Cell Transformation and the Fight Against Fat
By Kevin Ritchart
Researchers from McGill University in Montreal have discovered a means of stimulating the body to burn fat rather than store it, which could aid in the evergrowing battle against obesity, diabetes and cardiovascular diseases.
Earlier this year, McGill researchers published a study that centered on a protein called folliculin and its role in controlling the activity of fat cells. By eliminating the gene that produces folliculin in the fat cells of mice, researchers were able to switch the cell’s primary function from storing fat to burning it.

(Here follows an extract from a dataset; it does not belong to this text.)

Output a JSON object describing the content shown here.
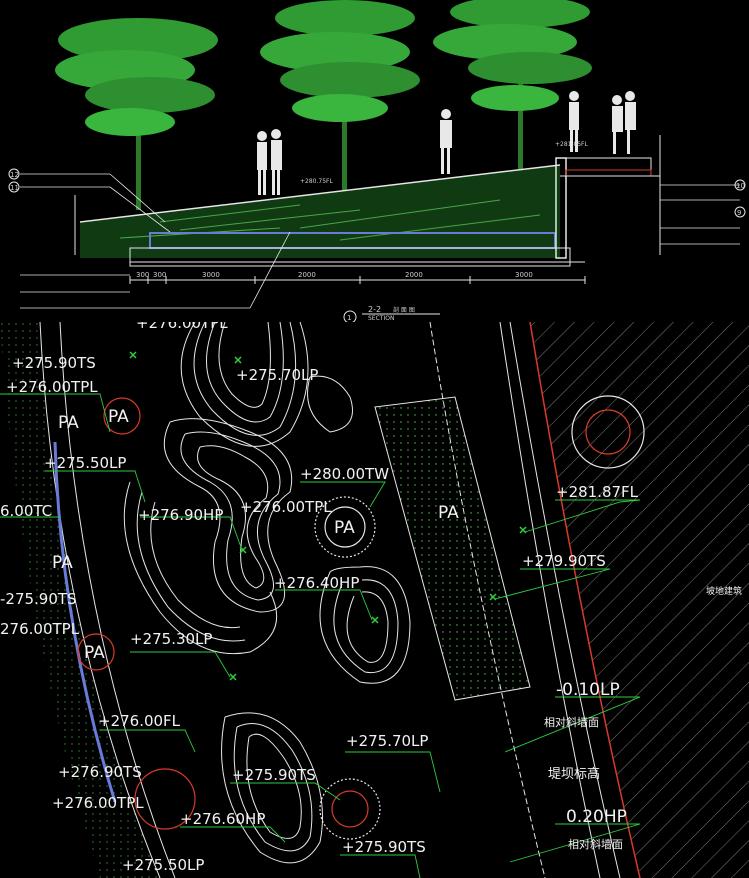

The process is known as the “browning” of fat cells. The color of brown fat is derived from iron-rich mitochondria, and the browner a cell is, the more active it is in the body from a metabolic perspective. The primary role of brown fat is to burn energy that produces heat, which helps us maintain a constant body temperature. Conversely, white fat’s chief function is energy storage.
Scientists recently found a new type of fat tissue with characteristics that fall somewhere between healthy brown fat and the more harmful white variety. This so-called beige fat is able to act like brown fat in the presence of certain stimuli, such as exposure to extreme cold. As these beige fat cells become more active within the body, it’s less likely that we’ll accumulate the types of unhealthy at deposits that lead to obesity. Now the challenge becomes how to consistently convert white fat cells into the energyburning beige ones.
“Conversion from white fat cells to beige or brown fat cells is a very desirable effect in the obesity, diabetes, and metabolic syndrome indications, since excess energy in the body is not stored in fat tissue but is burned in brown or beige fat tissue,” said professor Arnim Pause, the senior author of the McGill study.
Pause and his research team bred mice to have fat cells that would not produce folliculin. They fed both normal and folliculin-deficient mice a high-fat diet for a period of 14 weeks. The normal mice gained weight at a rapid pace, but the mice without folliculin stayed thin and did not exhibit the same elevated insulin and triglyceride levels.
By measuring the rates of both oxygen consumption and carbon dioxide production, researchers were able to determine that the folliculin-deficient mice were burning more fat. By the end of the trial, the folliculin-deficient mice had smaller white fat cells and less white fat tissue. Furthermore, the additional energy being produced resulted in the mice better able to withstand cold temperatures.
This discovery builds on existing knowledge that a pair of proteins — PGC- 1a and ERRa — are involved in regulating the mitochondria of fat cells. The removal of folliculin gives an enzyme called AMPK the ability to activate the proteins, thereby adding to the number and the work rate of the mitochondria within the fat cell. The result of this type of manipulation is a metabolic reprogramming of fat tissue, turning it from fat storage into fat burner. Because researchers were able to determine the folliculin pathway, new medications can be developed to stimulate the browning process.
“Since that mechanism involves a class of proteins that can be targeted by drugs that are readily absorbed in the body, one implication is that a drug could be developed to stimulate the activity of beige/ brown fat cells and thus help manage obesity and other metabolic disorders,” researcher Vincent Giguère said.